Unsupervised learning: how the AIs that differentiate eagles from planes are trained


Big Data & AI Exhibition 2023, Paris – Certainly, generative AI occupies many corporate meetings. Perhaps to the point of forgetting that work in AI is progressing far from the buzz of ChatGPT. Unsupervised learning, for example, is one of the most promising techniques. This variation of automatic learning – also called Machine Learning – where the data is not labeled (unlike supervised learning) extracts classes or groups of objects presenting common characteristics without the help of a supervisor.

The ambition of this technique is to discover the structures underlying this unlabeled data, and it is a means of experimenting with how far artificial intelligence can take it in terms of performance. Armand Joulin, researcher in artificial intelligence, presented work on the training of visual recognition AI using an unsupervised learning technique at the Big Data & IA Show.
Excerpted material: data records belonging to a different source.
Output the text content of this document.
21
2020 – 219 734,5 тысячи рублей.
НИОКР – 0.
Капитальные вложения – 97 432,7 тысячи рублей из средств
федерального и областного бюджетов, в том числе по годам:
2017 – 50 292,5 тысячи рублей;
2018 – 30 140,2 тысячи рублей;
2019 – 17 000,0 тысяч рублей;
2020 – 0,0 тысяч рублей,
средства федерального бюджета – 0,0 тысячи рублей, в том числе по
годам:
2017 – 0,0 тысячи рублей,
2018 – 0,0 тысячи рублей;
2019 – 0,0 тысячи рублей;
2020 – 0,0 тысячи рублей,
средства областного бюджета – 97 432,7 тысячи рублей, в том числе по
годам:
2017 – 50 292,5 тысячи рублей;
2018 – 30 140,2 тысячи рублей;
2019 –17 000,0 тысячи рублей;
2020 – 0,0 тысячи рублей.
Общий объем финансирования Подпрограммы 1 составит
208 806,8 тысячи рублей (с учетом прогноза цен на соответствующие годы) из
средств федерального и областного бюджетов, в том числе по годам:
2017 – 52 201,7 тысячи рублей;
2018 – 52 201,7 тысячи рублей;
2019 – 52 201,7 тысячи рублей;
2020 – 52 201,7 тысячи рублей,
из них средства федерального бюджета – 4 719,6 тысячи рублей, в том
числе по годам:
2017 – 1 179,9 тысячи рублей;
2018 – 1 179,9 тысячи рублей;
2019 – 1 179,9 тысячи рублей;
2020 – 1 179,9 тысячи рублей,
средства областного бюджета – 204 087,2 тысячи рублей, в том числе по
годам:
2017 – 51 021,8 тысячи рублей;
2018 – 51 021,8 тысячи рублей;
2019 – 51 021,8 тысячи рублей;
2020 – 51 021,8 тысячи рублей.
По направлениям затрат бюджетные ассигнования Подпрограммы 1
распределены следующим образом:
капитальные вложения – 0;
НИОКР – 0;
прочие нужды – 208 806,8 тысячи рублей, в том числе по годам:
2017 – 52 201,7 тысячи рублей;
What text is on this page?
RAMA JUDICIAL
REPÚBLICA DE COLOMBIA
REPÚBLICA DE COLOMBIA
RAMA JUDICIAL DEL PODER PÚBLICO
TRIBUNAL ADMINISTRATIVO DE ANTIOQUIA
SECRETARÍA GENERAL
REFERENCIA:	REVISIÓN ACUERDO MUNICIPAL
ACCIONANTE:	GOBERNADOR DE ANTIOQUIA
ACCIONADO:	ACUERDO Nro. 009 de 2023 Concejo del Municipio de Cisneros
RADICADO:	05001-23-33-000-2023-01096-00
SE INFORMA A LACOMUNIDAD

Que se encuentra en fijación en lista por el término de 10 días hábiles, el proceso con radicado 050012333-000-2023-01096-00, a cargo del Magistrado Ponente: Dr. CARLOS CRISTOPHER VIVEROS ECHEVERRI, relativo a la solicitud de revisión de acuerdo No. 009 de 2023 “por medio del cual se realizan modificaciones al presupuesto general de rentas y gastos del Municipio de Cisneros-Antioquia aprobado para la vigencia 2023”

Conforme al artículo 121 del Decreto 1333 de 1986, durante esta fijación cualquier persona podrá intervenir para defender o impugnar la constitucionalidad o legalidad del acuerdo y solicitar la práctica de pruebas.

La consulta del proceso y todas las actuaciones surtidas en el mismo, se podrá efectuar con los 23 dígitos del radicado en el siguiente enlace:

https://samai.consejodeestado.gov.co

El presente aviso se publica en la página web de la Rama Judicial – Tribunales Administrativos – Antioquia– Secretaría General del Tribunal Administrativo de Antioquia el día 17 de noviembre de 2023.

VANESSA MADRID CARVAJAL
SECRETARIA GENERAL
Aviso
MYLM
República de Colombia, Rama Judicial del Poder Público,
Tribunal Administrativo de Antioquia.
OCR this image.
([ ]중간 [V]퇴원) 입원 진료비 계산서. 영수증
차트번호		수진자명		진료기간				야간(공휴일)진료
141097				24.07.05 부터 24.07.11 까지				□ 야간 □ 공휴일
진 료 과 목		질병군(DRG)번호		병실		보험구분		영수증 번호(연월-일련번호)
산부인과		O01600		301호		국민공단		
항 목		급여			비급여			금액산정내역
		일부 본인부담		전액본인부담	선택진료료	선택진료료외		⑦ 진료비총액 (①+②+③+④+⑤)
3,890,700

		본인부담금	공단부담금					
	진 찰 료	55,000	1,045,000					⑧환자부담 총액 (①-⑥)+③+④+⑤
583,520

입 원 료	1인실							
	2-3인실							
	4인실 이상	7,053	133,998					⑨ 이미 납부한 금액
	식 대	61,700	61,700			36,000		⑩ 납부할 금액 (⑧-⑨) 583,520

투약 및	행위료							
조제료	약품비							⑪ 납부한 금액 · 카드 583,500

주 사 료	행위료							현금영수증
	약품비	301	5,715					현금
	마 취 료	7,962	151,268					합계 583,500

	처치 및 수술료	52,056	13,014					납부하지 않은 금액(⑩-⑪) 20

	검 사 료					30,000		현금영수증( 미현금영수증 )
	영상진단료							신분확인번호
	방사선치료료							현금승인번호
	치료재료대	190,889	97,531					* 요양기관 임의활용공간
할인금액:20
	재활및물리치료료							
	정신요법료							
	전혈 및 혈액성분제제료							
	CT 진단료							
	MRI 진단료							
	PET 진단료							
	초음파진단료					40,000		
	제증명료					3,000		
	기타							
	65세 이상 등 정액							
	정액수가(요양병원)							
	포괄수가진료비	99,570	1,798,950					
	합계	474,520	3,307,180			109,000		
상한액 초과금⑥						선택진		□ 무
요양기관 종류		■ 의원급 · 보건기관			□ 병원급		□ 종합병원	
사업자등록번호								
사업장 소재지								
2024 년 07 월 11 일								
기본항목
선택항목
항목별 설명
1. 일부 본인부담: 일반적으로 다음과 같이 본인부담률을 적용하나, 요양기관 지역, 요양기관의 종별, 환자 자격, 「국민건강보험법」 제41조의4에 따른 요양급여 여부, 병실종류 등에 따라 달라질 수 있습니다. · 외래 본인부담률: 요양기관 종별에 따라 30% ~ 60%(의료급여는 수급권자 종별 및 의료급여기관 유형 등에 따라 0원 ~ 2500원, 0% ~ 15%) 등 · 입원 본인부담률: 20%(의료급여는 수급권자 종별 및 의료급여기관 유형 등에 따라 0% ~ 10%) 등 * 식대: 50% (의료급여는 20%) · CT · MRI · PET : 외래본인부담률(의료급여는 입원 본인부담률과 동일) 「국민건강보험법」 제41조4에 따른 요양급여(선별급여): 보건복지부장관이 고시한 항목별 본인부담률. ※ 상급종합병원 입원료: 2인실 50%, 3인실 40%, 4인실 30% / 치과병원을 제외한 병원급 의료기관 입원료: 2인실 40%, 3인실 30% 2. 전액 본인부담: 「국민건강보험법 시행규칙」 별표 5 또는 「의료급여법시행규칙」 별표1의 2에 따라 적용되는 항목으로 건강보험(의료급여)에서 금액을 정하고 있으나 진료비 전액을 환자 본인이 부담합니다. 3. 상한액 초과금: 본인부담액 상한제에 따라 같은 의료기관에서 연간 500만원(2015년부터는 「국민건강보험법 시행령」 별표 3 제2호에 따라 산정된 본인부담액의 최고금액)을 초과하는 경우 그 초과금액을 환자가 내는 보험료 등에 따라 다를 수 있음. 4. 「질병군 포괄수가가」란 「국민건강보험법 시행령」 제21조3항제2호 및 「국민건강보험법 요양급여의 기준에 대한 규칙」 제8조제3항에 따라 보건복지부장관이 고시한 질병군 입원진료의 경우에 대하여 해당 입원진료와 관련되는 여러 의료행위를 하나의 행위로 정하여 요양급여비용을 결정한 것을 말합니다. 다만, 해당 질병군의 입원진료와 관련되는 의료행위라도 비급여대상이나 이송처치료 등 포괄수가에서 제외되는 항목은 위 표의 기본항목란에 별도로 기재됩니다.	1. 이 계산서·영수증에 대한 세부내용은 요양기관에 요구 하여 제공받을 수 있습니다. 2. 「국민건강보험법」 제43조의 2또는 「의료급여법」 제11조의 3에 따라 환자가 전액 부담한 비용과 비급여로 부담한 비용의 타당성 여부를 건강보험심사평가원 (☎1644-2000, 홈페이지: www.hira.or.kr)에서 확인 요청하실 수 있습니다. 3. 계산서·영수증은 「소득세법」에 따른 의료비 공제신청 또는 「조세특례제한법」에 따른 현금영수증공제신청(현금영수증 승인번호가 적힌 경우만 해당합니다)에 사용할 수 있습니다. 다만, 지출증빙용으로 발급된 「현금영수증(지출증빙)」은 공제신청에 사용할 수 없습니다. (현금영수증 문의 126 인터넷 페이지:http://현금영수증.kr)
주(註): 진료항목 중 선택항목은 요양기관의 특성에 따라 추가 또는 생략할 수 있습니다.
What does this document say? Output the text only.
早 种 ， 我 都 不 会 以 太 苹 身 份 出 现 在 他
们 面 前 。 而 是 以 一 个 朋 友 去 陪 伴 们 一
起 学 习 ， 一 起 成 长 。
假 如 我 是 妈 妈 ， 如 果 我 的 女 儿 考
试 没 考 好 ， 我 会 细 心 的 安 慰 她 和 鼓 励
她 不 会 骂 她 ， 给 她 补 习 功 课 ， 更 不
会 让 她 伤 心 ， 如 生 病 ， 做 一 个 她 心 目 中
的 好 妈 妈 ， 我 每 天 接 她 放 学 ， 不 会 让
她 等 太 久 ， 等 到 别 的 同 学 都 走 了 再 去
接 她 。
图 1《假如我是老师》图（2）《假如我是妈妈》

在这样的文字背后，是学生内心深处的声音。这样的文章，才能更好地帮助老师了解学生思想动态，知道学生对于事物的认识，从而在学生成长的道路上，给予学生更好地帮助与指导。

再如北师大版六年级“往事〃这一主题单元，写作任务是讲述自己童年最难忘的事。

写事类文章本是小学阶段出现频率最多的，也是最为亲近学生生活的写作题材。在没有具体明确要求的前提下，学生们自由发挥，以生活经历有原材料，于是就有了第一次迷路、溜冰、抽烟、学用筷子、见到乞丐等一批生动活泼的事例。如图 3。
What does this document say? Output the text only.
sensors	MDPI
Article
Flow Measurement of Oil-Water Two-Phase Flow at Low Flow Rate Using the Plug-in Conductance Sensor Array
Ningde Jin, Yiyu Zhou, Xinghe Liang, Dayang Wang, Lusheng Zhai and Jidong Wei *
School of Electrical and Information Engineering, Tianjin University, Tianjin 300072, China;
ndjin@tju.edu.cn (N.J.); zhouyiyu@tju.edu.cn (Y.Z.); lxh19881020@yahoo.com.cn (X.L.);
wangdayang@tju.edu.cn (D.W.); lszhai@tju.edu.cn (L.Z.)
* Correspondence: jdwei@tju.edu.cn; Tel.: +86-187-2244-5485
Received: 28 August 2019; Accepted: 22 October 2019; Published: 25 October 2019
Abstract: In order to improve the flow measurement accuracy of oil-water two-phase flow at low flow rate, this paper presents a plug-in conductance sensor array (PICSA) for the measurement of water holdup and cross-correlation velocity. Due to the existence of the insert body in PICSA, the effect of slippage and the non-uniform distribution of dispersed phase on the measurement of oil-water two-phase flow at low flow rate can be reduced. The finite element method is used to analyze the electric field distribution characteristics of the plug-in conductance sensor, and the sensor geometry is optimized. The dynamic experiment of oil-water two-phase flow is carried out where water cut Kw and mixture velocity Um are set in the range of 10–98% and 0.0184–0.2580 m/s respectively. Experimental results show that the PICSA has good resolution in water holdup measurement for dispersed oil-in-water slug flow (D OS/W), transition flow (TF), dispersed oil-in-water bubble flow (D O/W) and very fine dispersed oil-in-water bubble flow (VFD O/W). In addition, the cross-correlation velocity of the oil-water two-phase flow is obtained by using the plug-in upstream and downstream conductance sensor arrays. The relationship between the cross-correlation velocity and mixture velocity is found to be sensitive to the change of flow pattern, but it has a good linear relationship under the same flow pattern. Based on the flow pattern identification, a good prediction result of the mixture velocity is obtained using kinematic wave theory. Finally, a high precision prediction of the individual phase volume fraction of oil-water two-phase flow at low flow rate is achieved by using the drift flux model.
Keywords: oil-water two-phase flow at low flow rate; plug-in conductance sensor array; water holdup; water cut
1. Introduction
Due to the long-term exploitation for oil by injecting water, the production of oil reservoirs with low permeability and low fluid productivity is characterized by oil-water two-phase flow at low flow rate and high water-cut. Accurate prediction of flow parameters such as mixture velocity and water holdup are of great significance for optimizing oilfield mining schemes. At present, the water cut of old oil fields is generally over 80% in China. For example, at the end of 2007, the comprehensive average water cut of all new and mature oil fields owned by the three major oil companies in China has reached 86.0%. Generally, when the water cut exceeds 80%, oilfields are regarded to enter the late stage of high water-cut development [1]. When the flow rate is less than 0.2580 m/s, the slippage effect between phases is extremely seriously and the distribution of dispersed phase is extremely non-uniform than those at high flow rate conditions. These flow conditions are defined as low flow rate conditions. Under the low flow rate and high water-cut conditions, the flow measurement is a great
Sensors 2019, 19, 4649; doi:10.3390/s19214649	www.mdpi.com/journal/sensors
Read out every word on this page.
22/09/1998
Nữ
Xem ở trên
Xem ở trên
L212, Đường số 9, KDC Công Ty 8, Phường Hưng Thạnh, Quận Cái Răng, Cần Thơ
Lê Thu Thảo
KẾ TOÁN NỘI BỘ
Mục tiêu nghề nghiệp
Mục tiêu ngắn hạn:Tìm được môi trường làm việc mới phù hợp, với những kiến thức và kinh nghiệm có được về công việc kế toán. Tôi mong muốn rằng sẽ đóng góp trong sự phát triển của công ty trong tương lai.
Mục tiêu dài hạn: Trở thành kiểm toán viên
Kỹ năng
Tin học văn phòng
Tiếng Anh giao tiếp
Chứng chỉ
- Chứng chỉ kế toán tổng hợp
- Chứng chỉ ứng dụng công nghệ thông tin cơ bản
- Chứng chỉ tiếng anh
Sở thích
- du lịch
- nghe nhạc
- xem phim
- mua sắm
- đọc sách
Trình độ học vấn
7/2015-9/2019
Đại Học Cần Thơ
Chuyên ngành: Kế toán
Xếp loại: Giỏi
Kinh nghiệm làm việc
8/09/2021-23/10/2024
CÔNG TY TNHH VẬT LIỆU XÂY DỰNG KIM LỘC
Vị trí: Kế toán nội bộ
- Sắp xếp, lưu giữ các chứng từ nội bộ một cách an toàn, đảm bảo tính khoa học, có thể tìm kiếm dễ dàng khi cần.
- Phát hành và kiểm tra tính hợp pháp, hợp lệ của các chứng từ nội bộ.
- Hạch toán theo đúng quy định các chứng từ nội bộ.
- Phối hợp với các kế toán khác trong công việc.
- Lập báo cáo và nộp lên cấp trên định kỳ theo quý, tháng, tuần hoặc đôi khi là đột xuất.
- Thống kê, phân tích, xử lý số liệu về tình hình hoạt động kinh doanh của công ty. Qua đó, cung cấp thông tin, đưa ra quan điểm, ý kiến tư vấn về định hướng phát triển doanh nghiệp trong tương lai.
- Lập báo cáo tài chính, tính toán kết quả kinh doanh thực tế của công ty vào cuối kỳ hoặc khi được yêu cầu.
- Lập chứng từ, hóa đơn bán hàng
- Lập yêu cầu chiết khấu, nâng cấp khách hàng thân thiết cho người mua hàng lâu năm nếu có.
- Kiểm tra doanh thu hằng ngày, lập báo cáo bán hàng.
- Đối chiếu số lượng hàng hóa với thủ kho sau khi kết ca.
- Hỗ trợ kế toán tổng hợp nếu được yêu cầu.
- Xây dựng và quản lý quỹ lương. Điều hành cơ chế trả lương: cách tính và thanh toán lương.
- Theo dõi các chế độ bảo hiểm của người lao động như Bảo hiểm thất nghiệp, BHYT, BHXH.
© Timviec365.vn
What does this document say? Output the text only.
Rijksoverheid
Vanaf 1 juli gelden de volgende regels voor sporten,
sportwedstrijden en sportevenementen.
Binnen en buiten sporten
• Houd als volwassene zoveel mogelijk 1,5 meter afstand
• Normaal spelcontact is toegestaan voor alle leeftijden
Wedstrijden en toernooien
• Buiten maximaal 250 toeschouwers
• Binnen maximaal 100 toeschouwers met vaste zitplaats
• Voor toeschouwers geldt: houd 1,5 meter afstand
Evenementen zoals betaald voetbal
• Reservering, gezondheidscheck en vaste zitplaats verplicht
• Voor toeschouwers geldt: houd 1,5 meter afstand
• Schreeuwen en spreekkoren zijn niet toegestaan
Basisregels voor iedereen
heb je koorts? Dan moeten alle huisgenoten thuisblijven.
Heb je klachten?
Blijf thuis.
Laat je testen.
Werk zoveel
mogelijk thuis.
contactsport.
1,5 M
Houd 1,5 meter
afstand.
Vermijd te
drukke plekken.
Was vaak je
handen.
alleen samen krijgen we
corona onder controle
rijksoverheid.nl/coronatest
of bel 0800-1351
A technique already used by Meta for voice recognition.

“AI image recognition began with supervised learning,” he recalls. “With this technique, we give an image to a machine, and we ask it to do a task with this image, such as recognizing a subject. To do this, we label the images and we teach the machine to recognize the labels.”

How to do object recognition on video?

“It is a very effective but time-consuming method. It also has limitations, because moving from image recognition to video, for example, requires training an AI.” And in addition to cameras, modern smartphones include more and more sensors, such as infrared. “Here too, doing infrared image recognition requires building a new AI” indicates the researcher.

Above all, classification is only one use case for visual recognition. Copy detection in the fight against plagiarism, style transfer or even captioning are all tasks that can be asked of a machine… provided that it is trained each time for this specific task , with a new neural network.

Armand Joulin is therefore trying to find a method for a machine to learn functions that can be used anywhere, without having to train new neural networks. And it sets two prerequisites

  • When learning the machine, it must be “educated” on different media (video, photo, selfie, radio, etc.)
  • You need a simple task, such as writing text from an image.

“But the problem,” he says, “is that we often describe two slightly different images in the same way.” Hence the idea of ​​asking the machine to describe not what is presented to it in an image, but to describe the differences between two visuals. To do this, the researcher has the AI ​​compare numerous images and thus teaches it to note the differences.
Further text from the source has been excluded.